Sunday, July 31, 2005

Grumbling in the ranks

The European journalists are not happy. This has little to do with their colleagues being persecuted in various countries, though there is a little stirring about Romania going on.

The European Federation of Journalists is protesting at the closure of a couple of Portuguese newspapers owned by a Spanish syndicate, apparently for purely commercial reasons.

Aidan White, General Secretary of the EFJ opined that
“It is vitally important to convince the management that these journals have a future and that they should invest in them. What is at stake is not just a matter of profit and loss; there are questions of culture, democracy and pluralism that must also be addressed.”
Well, I don’t know.
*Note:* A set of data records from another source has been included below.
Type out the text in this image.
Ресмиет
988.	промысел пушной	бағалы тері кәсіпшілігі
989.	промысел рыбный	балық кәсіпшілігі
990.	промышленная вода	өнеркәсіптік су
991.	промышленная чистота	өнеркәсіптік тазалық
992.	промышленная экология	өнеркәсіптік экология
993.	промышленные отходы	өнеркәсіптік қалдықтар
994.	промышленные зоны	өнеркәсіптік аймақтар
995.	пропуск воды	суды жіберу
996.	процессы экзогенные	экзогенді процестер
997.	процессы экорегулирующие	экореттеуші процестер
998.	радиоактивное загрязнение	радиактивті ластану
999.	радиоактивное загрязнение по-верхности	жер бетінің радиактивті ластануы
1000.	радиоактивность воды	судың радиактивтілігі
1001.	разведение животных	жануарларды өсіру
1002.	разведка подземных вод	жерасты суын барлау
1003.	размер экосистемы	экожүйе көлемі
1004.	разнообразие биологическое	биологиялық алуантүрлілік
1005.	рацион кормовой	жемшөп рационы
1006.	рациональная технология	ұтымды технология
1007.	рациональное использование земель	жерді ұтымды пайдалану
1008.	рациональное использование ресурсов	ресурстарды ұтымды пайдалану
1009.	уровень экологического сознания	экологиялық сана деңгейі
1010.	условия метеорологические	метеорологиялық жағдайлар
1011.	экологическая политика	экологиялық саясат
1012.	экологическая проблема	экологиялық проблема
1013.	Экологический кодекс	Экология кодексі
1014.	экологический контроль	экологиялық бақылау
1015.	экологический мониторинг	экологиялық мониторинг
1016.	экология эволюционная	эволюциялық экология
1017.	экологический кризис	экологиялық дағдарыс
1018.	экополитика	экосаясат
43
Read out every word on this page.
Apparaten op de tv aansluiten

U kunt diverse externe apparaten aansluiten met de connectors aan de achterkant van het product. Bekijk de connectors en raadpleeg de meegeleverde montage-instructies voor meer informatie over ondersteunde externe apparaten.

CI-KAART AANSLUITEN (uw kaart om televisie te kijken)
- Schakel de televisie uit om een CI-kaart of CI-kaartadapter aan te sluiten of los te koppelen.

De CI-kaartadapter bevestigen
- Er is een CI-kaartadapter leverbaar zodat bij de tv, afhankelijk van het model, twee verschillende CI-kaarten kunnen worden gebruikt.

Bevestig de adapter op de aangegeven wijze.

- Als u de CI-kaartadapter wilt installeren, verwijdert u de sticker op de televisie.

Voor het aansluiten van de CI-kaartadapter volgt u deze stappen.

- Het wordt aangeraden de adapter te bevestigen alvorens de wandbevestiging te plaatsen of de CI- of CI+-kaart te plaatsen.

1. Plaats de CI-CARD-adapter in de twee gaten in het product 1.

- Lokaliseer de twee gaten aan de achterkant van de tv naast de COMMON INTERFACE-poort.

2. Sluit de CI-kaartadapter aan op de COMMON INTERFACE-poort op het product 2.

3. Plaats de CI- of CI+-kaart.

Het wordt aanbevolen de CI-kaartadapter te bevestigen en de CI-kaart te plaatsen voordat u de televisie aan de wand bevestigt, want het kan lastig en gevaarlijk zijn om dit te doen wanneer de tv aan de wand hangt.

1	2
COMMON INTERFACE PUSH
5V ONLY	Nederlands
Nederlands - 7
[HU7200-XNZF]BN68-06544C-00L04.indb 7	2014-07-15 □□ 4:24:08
Profit and loss do come into the newspaper business somewhere and, short of government subsidies there seems no solution to that. Government subsidy, on the other hand, as even the European Federation of Journalists must know, involves government control. Do they really want that?

But they do have a gripe against the British presidency as well. Apparently, each presidency sets its own rules for accreditation to various events, even though, as Mr White points out:
“Journalists already have accreditation at national and European level and this should be respected throughout the European Union.”
The British rules seem particularly bizarre. In order to have accreditation to the meeting of foreign ministers in Newport in early September, journalists, who have and are covering other events, have to fill in a completely separate form, which asks, among other essential pieces of information, the names of their parents. Understandably, the journalists are balking at this.
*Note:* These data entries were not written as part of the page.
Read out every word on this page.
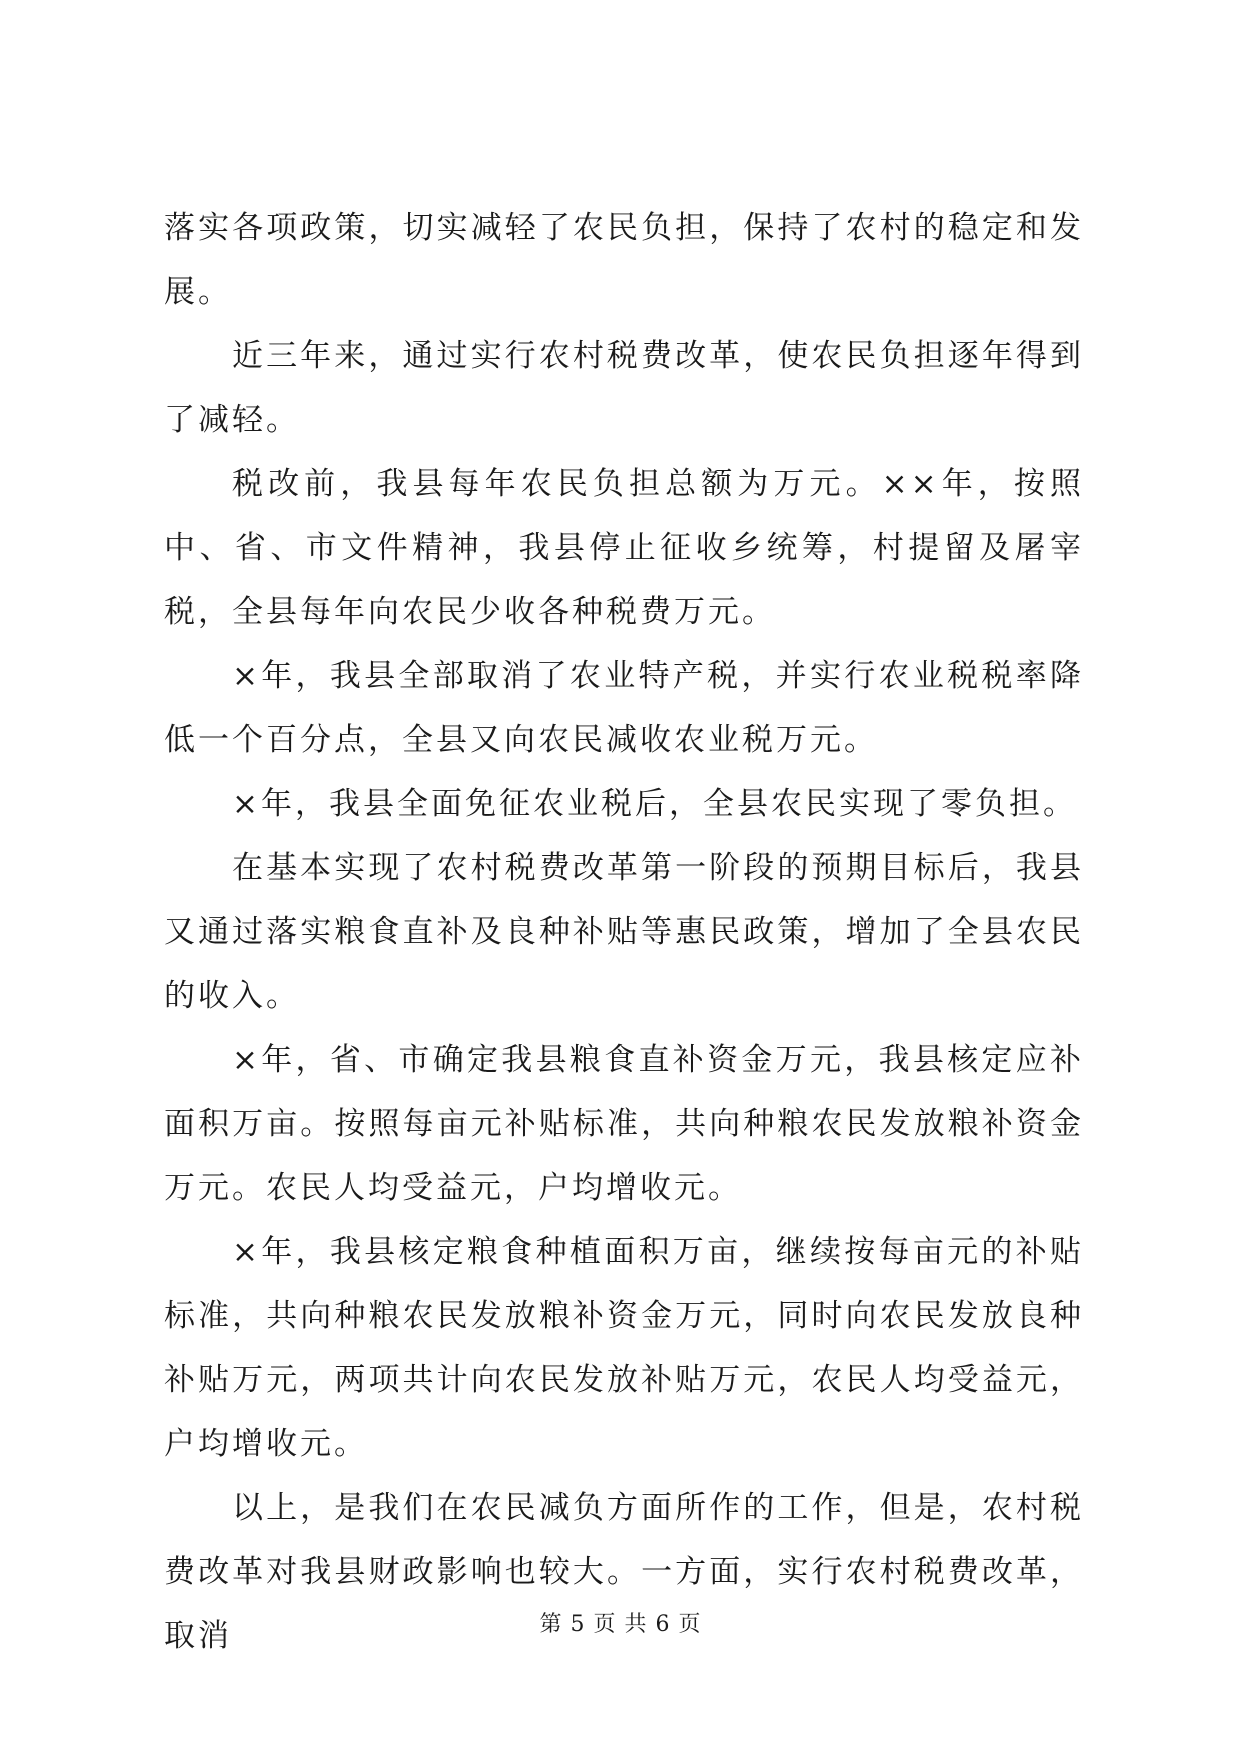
落实各项政策，切实减轻了农民负担，保持了农村的稳定和发展。

近三年来，通过实行农村税费改革，使农民负担逐年得到了减轻。

税改前，我县每年农民负担总额为万元。××年，按照中、省、市文件精神，我县停止征收乡统筹，村提留及屠宰税，全县每年向农民少收各种税费万元。

×年，我县全部取消了农业特产税，并实行农业税税率降低一个百分点，全县又向农民减收农业税万元。

×年，我县全面免征农业税后，全县农民实现了零负担。

在基本实现了农村税费改革第一阶段的预期目标后，我县又通过落实粮食直补及良种补贴等惠民政策，增加了全县农民的收入。

×年，省、市确定我县粮食直补资金万元，我县核定应补面积万亩。按照每亩元补贴标准，共向种粮农民发放粮补资金万元。农民人均受益元，户均增收元。

×年，我县核定粮食种植面积万亩，继续按每亩元的补贴标准，共向种粮农民发放粮补资金万元，同时向农民发放良种补贴万元，两项共计向农民发放补贴万元，农民人均受益元，户均增收元。

以上，是我们在农民减负方面所作的工作，但是，农村税费改革对我县财政影响也较大。一方面，实行农村税费改革，取消	第 5 页 共 6 页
Whether they will balk far enough not to go to Newport (after all, they are not likely, on past record, to find out what is really agreed), remains to be seen. They should count themselves lucky they do not have to answer questions in English and in Welsh.

Aidan White also said:
“If the European Union wants to connect properly with citizens it must at the very least get its approach to working journalists right and not oblige them to follow rules that are bizarre and inexplicable.”
Well yes, one of the aims the Commission keeps setting in its never ending battle for the hearts and minds of the people of Europe is to work closely with journalists. On the other hand, finding out what it is like to have to follow rules that are bizarre and inexplicable is surely good for the hacks. This will give them a much better understanding of the European project.